Leading the Crusaders' balanced lineup are seniors Jonathan Truman (29-6 last season and ranked first in 189 this season) and Dylan Matheny (36-12 in '09 and ranked second in 215 this season). Both placed in the top five at state last season and are the only Crusaders ranked higher than fifth in their classes.
Also enhancing Kapaun's prospects is the addition of Jacob Kline to its coaching staff. He's a three-time state champion with the Crusaders and a two-time All-American at Nebraska.
"To be honest, that could be the biggest thing for us," Dryden said. "He brings instant credibility to the wrestling room."

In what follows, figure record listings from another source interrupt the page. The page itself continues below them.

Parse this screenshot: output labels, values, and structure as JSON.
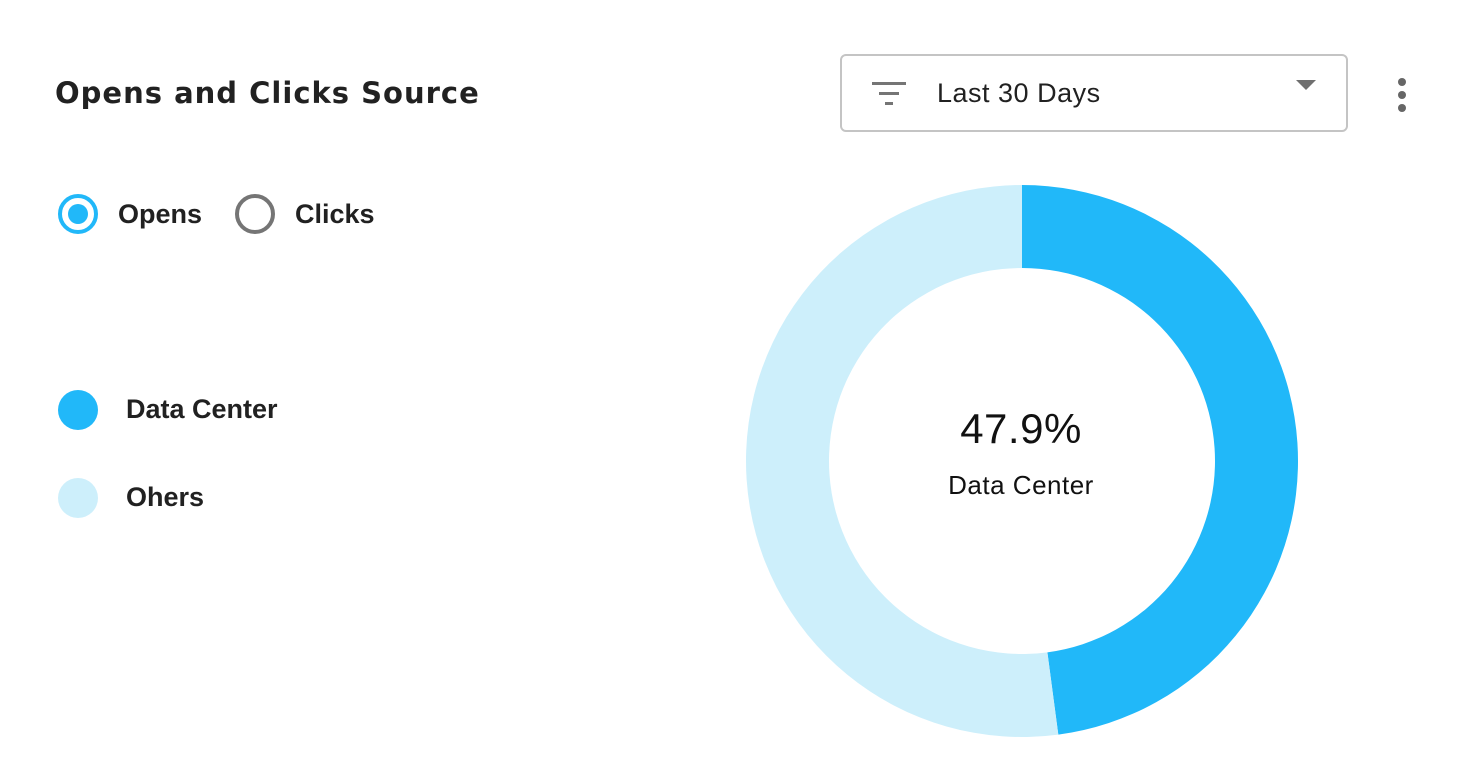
{
  "card": {
    "title": "Opens and Clicks Source"
  },
  "period_select": {
    "icon": "filter-icon",
    "value": "Last 30 Days"
  },
  "more_menu": {
    "icon": "more-vertical-icon"
  },
  "metric_toggle": {
    "options": [
      {
        "label": "Opens",
        "checked": true
      },
      {
        "label": "Clicks",
        "checked": false
      }
    ]
  },
  "legend": {
    "items": [
      {
        "label": "Data Center",
        "color": "#21b8f9"
      },
      {
        "label": "Ohers",
        "color": "#cdeffb"
      }
    ]
  },
  "center": {
    "value": "47.9%",
    "label": "Data Center"
  },
  "chart_data": {
    "type": "pie",
    "donut": true,
    "categories": [
      "Data Center",
      "Ohers"
    ],
    "values": [
      47.9,
      52.1
    ],
    "colors": [
      "#21b8f9",
      "#cdeffb"
    ],
    "start_angle": "top",
    "direction": "clockwise",
    "center_text": "47.9%",
    "center_subtext": "Data Center"
  }
}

The next four weeks will tell a lot about how far Kapaun has come. To close out the season, the Crusaders face Southeast twice, Northwest, Heights, Carroll and also travel to the difficult Washburn Rural duals.
"Before the season started one of our goals was to win a trophy at every tournament we wrestled at, including regionals and state, and we think that is still attainable," Dryden said. "We have a tough stretch coming up and we know we have our work cut out for us."
Tournament thoughts — The first two weeks in January feature arguably the two most difficult tournaments in the state — Derby and Newton — and there are mixed philosophies on how to approach them.
Northwest coach Eric Prichard chooses to ease his team back from Christmas break by going to the Maize tournament, which has a nice field, but nothing like the star-studded Derby field.
"I think it's a nice way to get back into the swing of things," Prichard said. "There are some good teams at Maize, but the Newton tournament is I think the toughest in the state and Maize gets us ready for that."
On the other hand, Heights coach Mike Church schedules his team in both the Derby and Newton invites. He feels like his team's training over break prepares it forthe grind of back-to-back tough weekends.
"Both of these tournaments give us a look at what we could face at regionals and state," Church said. "It's a way to get great competition right when we get back."